Once in Chillán, aged 35 during 1978 as manager of Ñublense, he progressively saw their cancer worsen and died on 10 September.

Hours prior his death at the Herminda Martin Hospital alongside his spouse, his sons and his brother Gastón, he asked the latter to leave him his message to the captain of Carabineros, Fernando Chesta, that he would communicate the team players at the city's Isabel Riquelme Hotel the following:

Tell the team, that if something happens to me tomorrow, that fight with the same heart and desire they had in every game. Tell to Pancho Cuevas that do all the crazy things he knows at the field, that Bonhome play as a tank, that Cerenderos continue being the impassable wall on defense and Aballay run with his seven lungs (...)

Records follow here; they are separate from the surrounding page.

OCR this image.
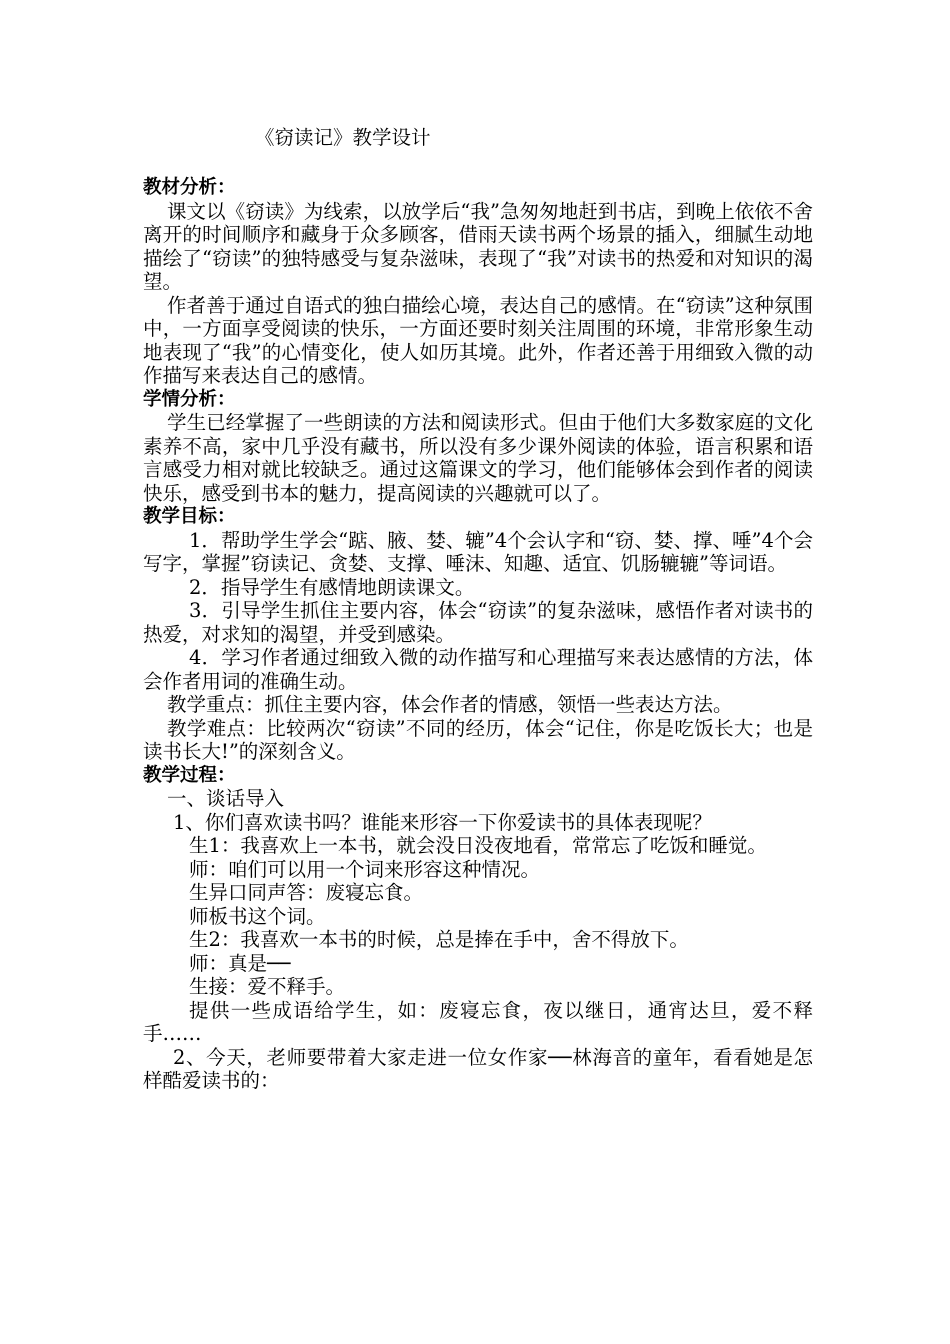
《窃读记》教学设计
教材分析：
课文以《窃读》为线索，以放学后“我”急匆匆地赶到书店，到晚上依依不舍离开的时间顺序和藏身于众多顾客，借雨天读书两个场景的插入，细腻生动地描绘了“窃读”的独特感受与复杂滋味，表现了“我”对读书的热爱和对知识的渴望。
作者善于通过自语式的独白描绘心境，表达自己的感情。在“窃读”这种氛围中，一方面享受阅读的快乐，一方面还要时刻关注周围的环境，非常形象生动地表现了“我”的心情变化，使人如历其境。此外，作者还善于用细致入微的动作描写来表达自己的感情。
学情分析：
学生已经掌握了一些朗读的方法和阅读形式。但由于他们大多数家庭的文化素养不高，家中几乎没有藏书，所以没有多少课外阅读的体验，语言积累和语言感受力相对就比较缺乏。通过这篇课文的学习，他们能够体会到作者的阅读快乐，感受到书本的魅力，提高阅读的兴趣就可以了。
教学目标：
1．帮助学生学会“踮、腋、婪、辘”4个会认字和“窃、婪、撑、唾”4个会写字，掌握”窃读记、贪婪、支撑、唾沫、知趣、适宜、饥肠辘辘”等词语。
2．指导学生有感情地朗读课文。
3．引导学生抓住主要内容，体会“窃读”的复杂滋味，感悟作者对读书的热爱，对求知的渴望，并受到感染。
4．学习作者通过细致入微的动作描写和心理描写来表达感情的方法，体会作者用词的准确生动。
教学重点：抓住主要内容，体会作者的情感，领悟一些表达方法。
教学难点：比较两次“窃读”不同的经历，体会“记住，你是吃饭长大；也是读书长大!”的深刻含义。
教学过程：
一、谈话导入
1、你们喜欢读书吗？谁能来形容一下你爱读书的具体表现呢？
生1：我喜欢上一本书，就会没日没夜地看，常常忘了吃饭和睡觉。
师：咱们可以用一个词来形容这种情况。
生异口同声答：废寝忘食。
师板书这个词。
生2：我喜欢一本书的时候，总是捧在手中，舍不得放下。
师：真是──
生接：爱不释手。
提供一些成语给学生，如：废寝忘食，夜以继日，通宵达旦，爱不释手……
2、今天，老师要带着大家走进一位女作家──林海音的童年，看看她是怎样酷爱读书的：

The message could not be completely transmitted due to the excitement of the players and the same captain of Carabineros. In the afternoon of that same day, Ñublense played against Colo-Colo and won 2–1 in a memorable match. Once finished the game the players knew that Oyarzún had died; his remains rest in the Municipal Cemetery of Chillán.

==Personal life==
He is the father of Marcelo Oyarzún, a fitness coach and former player for Santiago Morning who was a member of the technical staff of Colo-Colo at the 1991 Copa Libertadores, among others football teams, and the grandfather of Diego Oyarzún, a professional football player.

==Curiosities==
He was commonly known as Consomé (Consomme) due to he used to serve a portion of broth to his players.